3. Number of Experts Used to Establish the Ground Truth for the Test Set and Qualifications
This information is not applicable as the clearance is based on non-clinical, bench testing data (physical performance characteristics like MTF and DQE) rather than clinical image interpretation or diagnostic performance that would require human expert ground truth.
4. Adjudication Method for the Test Set
Not applicable, as there is no mention of a human-read test set or ground truth adjudication process.
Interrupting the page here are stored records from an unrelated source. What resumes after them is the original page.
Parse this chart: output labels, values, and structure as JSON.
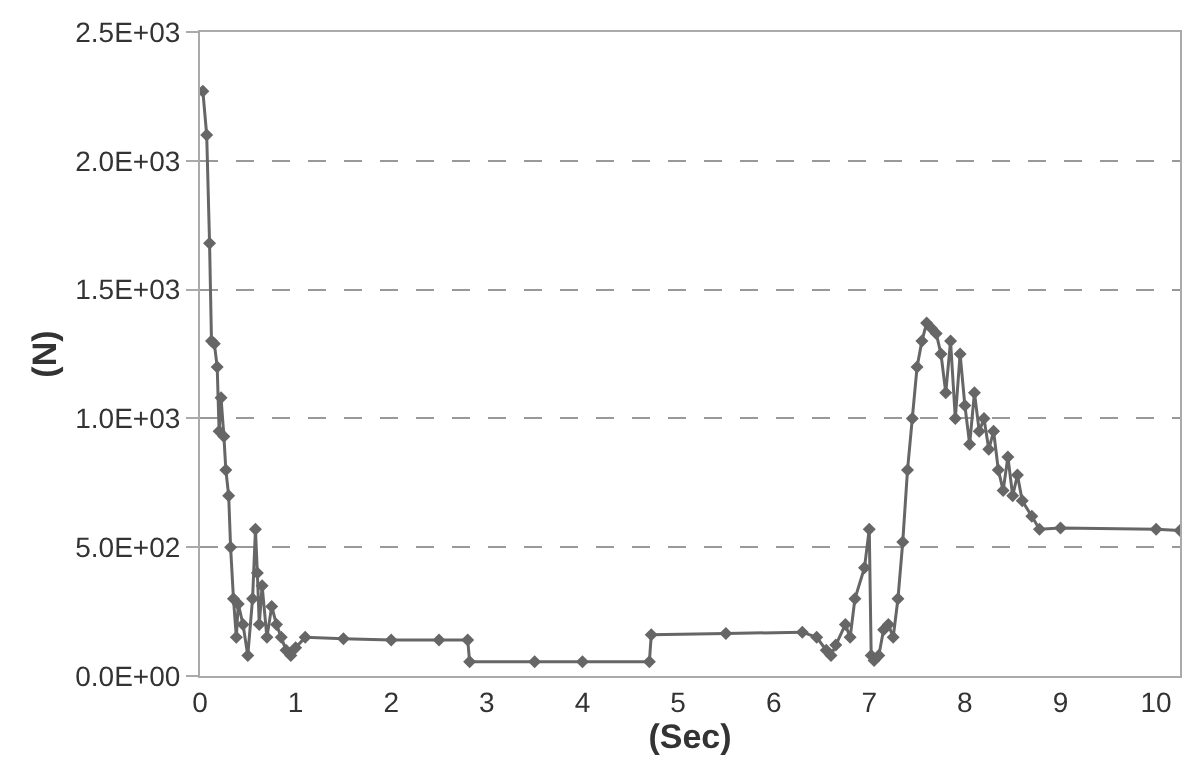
{
  "chart_data": {
    "type": "line",
    "xlabel": "(Sec)",
    "ylabel": "(N)",
    "series": [
      {
        "color": "#666666",
        "x": [
          0.03,
          0.07,
          0.1,
          0.12,
          0.15,
          0.18,
          0.2,
          0.22,
          0.25,
          0.27,
          0.3,
          0.32,
          0.35,
          0.38,
          0.4,
          0.45,
          0.5,
          0.55,
          0.58,
          0.6,
          0.62,
          0.65,
          0.7,
          0.75,
          0.8,
          0.85,
          0.9,
          0.95,
          1.0,
          1.1,
          1.5,
          2.0,
          2.5,
          2.8,
          2.82,
          3.5,
          4.0,
          4.7,
          4.72,
          5.5,
          6.3,
          6.45,
          6.55,
          6.6,
          6.65,
          6.75,
          6.8,
          6.85,
          6.95,
          7.0,
          7.02,
          7.05,
          7.1,
          7.15,
          7.2,
          7.25,
          7.3,
          7.35,
          7.4,
          7.45,
          7.5,
          7.55,
          7.6,
          7.65,
          7.7,
          7.75,
          7.8,
          7.85,
          7.9,
          7.95,
          8.0,
          8.05,
          8.1,
          8.15,
          8.2,
          8.25,
          8.3,
          8.35,
          8.4,
          8.45,
          8.5,
          8.55,
          8.6,
          8.7,
          8.78,
          9.0,
          10.0,
          10.25
        ],
        "values": [
          2270,
          2100,
          1680,
          1300,
          1290,
          1200,
          950,
          1080,
          930,
          800,
          700,
          500,
          300,
          150,
          280,
          200,
          80,
          300,
          570,
          400,
          200,
          350,
          150,
          270,
          200,
          150,
          100,
          80,
          110,
          150,
          145,
          140,
          140,
          140,
          55,
          55,
          55,
          55,
          160,
          165,
          170,
          150,
          100,
          80,
          120,
          200,
          150,
          300,
          420,
          570,
          80,
          60,
          80,
          180,
          200,
          150,
          300,
          520,
          800,
          1000,
          1200,
          1300,
          1370,
          1350,
          1330,
          1250,
          1100,
          1300,
          1000,
          1250,
          1050,
          900,
          1100,
          950,
          1000,
          880,
          950,
          800,
          720,
          850,
          700,
          780,
          680,
          620,
          570,
          575,
          570,
          565
        ]
      }
    ],
    "xlim": [
      0,
      10.25
    ],
    "xticks": [
      0,
      1,
      2,
      3,
      4,
      5,
      6,
      7,
      8,
      9,
      10
    ],
    "ylim": [
      0,
      2500
    ],
    "yticks": [
      {
        "value": 0,
        "label": "0.0E+00"
      },
      {
        "value": 500,
        "label": "5.0E+02"
      },
      {
        "value": 1000,
        "label": "1.0E+03"
      },
      {
        "value": 1500,
        "label": "1.5E+03"
      },
      {
        "value": 2000,
        "label": "2.0E+03"
      },
      {
        "value": 2500,
        "label": "2.5E+03"
      }
    ],
    "grid": "y",
    "marker": "diamond",
    "line_style": "solid"
  }
}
5. If a Multi-Reader Multi-Case (MRMC) Comparative Effectiveness Study was done
No. The document does not mention an MRMC study or any study involving human readers, with or without AI assistance. The device is an X-ray detector, not an AI software.
6. If a Standalone (i.e., algorithm only without human-in-the-loop performance) study was done
Not applicable in the context of an AI algorithm, as this device is an X-ray detector and associated acquisition software. However, the "standalone" performance of the detector itself (MTF, DQE, sensitivity) was assessed through bench testing and measurements, which can be considered its "standalone" performance.
7. The Type of Ground Truth Used
The "ground truth" for the performance claims (MTF, DQE, sensitivity) is based on physical phantom measurements and engineering specifications obtained through controlled bench testing following recognized industry standards (e.g., IEC 62220-1-1). It is not based on expert consensus, pathology, or outcomes data from patient studies.
8. The Sample Size for the Training Set
Not applicable. This submission is for an X-ray flat panel detector, not an AI/ML model that would require a "training set" of data.
9. How the Ground Truth for the Training Set was Established
Not applicable. As stated above, this device does not involve an AI/ML model with a training set.